Je récite, très vite et très négligemment, en maître qui ne veut pas qu’on violente sa modestie :

— La dame aux hortensias, le Comte de Montebello, À l’ombre des Vieilles Filles en pleurs, Le Nœud de couleuvres, Un certain fou-rire et Aimez-vous Brahbam, un bouquin sur les courses d’auto.

— J’ai dû lire certains de ces ouvrages, fait-elle.

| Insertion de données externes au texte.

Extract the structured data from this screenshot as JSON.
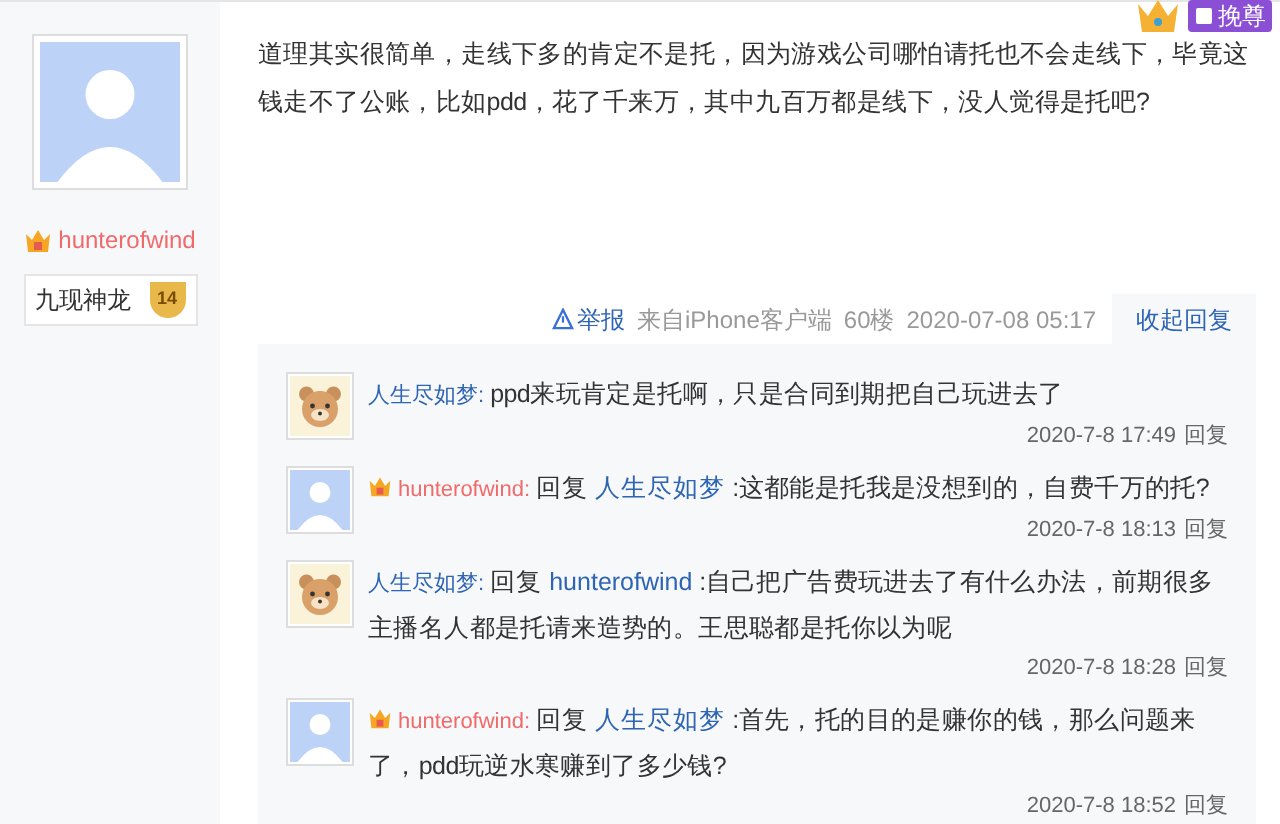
{
  "author": {
    "name": "hunterofwind",
    "vip": true,
    "level_title": "九现神龙",
    "level": "14"
  },
  "badge": {
    "label": "挽尊"
  },
  "post": {
    "text": "道理其实很简单，走线下多的肯定不是托，因为游戏公司哪怕请托也不会走线下，毕竟这钱走不了公账，比如pdd，花了千来万，其中九百万都是线下，没人觉得是托吧?",
    "report": "举报",
    "source": "来自iPhone客户端",
    "floor": "60楼",
    "time": "2020-07-08 05:17",
    "toggle": "收起回复"
  },
  "replies": [
    {
      "kind": "bear",
      "author": "人生尽如梦:",
      "vip": false,
      "text": "ppd来玩肯定是托啊，只是合同到期把自己玩进去了",
      "time": "2020-7-8 17:49",
      "action": "回复"
    },
    {
      "kind": "default",
      "author": "hunterofwind:",
      "vip": true,
      "reply_label": "回复",
      "reply_to": "人生尽如梦",
      "text": ":这都能是托我是没想到的，自费千万的托?",
      "time": "2020-7-8 18:13",
      "action": "回复"
    },
    {
      "kind": "bear",
      "author": "人生尽如梦:",
      "vip": false,
      "reply_label": "回复",
      "reply_to": "hunterofwind",
      "text": ":自己把广告费玩进去了有什么办法，前期很多主播名人都是托请来造势的。王思聪都是托你以为呢",
      "time": "2020-7-8 18:28",
      "action": "回复"
    },
    {
      "kind": "default",
      "author": "hunterofwind:",
      "vip": true,
      "reply_label": "回复",
      "reply_to": "人生尽如梦",
      "text": ":首先，托的目的是赚你的钱，那么问题来了，pdd玩逆水寒赚到了多少钱?",
      "time": "2020-7-8 18:52",
      "action": "回复"
    }
  ]
}
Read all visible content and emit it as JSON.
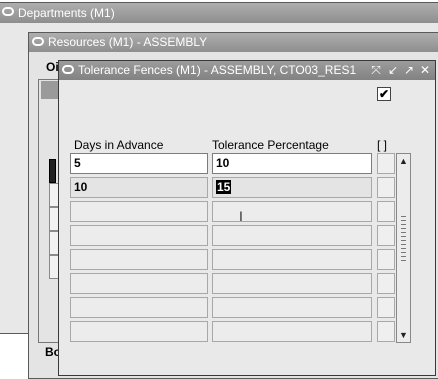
{
  "departments_window": {
    "title": "Departments (M1)"
  },
  "resources_window": {
    "title": "Resources (M1) - ASSEMBLY",
    "label_o": "Oi",
    "label_bo": "Bo"
  },
  "tolerance_window": {
    "title": "Tolerance Fences (M1) - ASSEMBLY, CTO03_RES1",
    "buttons": [
      "close-x",
      "minimize",
      "maximize",
      "close"
    ],
    "checkbox_checked": true,
    "columns": {
      "days_in_advance": "Days in Advance",
      "tolerance_percentage": "Tolerance Percentage",
      "flex": "[ ]"
    },
    "rows": [
      {
        "days": "5",
        "percent": "10"
      },
      {
        "days": "10",
        "percent": "15"
      },
      {
        "days": "",
        "percent": ""
      },
      {
        "days": "",
        "percent": ""
      },
      {
        "days": "",
        "percent": ""
      },
      {
        "days": "",
        "percent": ""
      },
      {
        "days": "",
        "percent": ""
      },
      {
        "days": "",
        "percent": ""
      }
    ]
  }
}
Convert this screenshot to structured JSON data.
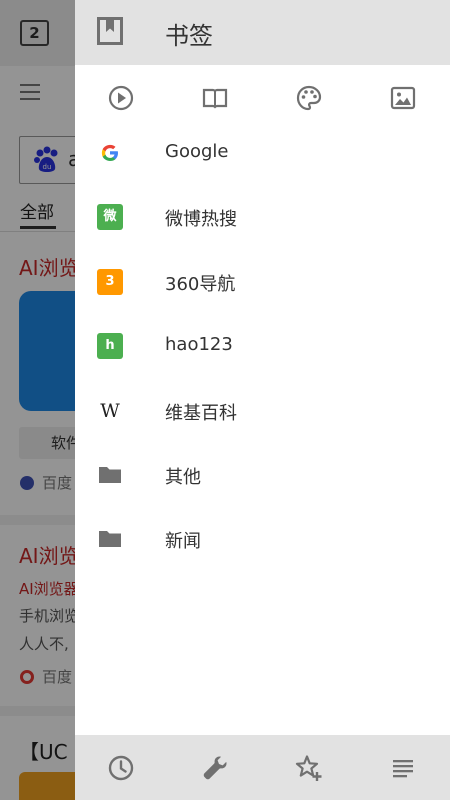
{
  "background_page": {
    "tab_count": "2",
    "search_text": "a",
    "tab_all": "全部",
    "result1_title": "AI浏览",
    "result1_button": "软件",
    "result1_source": "百度",
    "result2_title": "AI浏览",
    "result2_subtitle": "AI浏览器",
    "result2_line1": "手机浏览",
    "result2_line2": "人人不,",
    "result2_source": "百度",
    "result3_title": "【UC"
  },
  "drawer": {
    "title": "书签",
    "header_icon": "bookmark-icon",
    "filters": [
      {
        "icon": "video-icon"
      },
      {
        "icon": "book-icon"
      },
      {
        "icon": "palette-icon"
      },
      {
        "icon": "image-icon"
      }
    ],
    "bookmarks": [
      {
        "label": "Google",
        "icon": "google-icon"
      },
      {
        "label": "微博热搜",
        "icon": "weibo-icon",
        "badge": "微",
        "color": "#4caf50"
      },
      {
        "label": "360导航",
        "icon": "360-icon",
        "badge": "3",
        "color": "#ff9800"
      },
      {
        "label": "hao123",
        "icon": "hao123-icon",
        "badge": "h",
        "color": "#4caf50"
      },
      {
        "label": "维基百科",
        "icon": "wikipedia-icon",
        "badge": "W"
      },
      {
        "label": "其他",
        "icon": "folder-icon"
      },
      {
        "label": "新闻",
        "icon": "folder-icon"
      }
    ],
    "footer": [
      {
        "icon": "history-icon"
      },
      {
        "icon": "wrench-icon"
      },
      {
        "icon": "star-add-icon"
      },
      {
        "icon": "list-icon"
      }
    ]
  },
  "colors": {
    "header_bg": "#e2e2e2",
    "icon_gray": "#707070",
    "link_red": "#c62828"
  }
}
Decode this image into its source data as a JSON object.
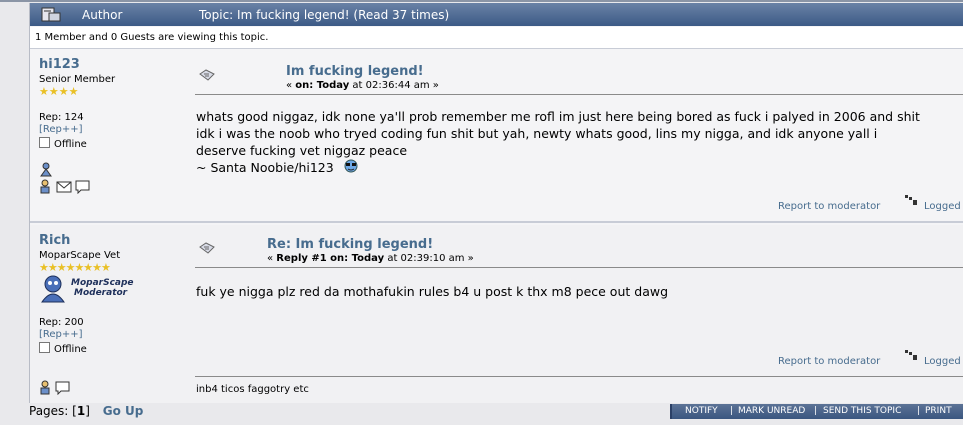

— C’est possible, je suis traduit en quarante-deux langues, y compris l’Indoustan mimé et le monégasque.

Elle rit.

— Vous êtes très français.

— Pourquoi ?

— Vous aimez rire.

— Beaucoup, pas vous ?

— Je n’ose pas.

— À cause ?

— Vous savez bien que les Anglaises ont de grandes dents.

— Montrez les vôtres…

Elle obéit.

— Vous avez des dents admirables, dis-je avec sincérité, en pensant à celles de Bérurier.

Et j’ajoute :

— J’aimerais m’en faire un collier.

Tout en devisant, nous avons atteint Stingines Castle. La demeure est terriblement vaste et importante. Elle comporte deux tours pointues et un perron gigantesque.

Un majordome (celui que j’ai déjà aperçu à la jumelle) paraît sur le perron. On dirait qu’il joue un rôle de maître d’hôtel anglais dans une tournée de sous-préfecture et qu’il charge un peu trop.

— Mademoiselle n’a pas eu d’accident ? s’inquiète-t-il sans me regarder.

— Deux pneus crevés, James, dit Cynthia avec insouciance. Prévenez ma tante que je suis de retour avec un ami français…

Considérant cette phrase comme une présentation, le chef-larbin m’honore d’un signe de tête qui fait gémir ses vertèbres cervicales.

— C’est James Mayburn, notre majordome, annonce Cynthia en m’entraînant au salon.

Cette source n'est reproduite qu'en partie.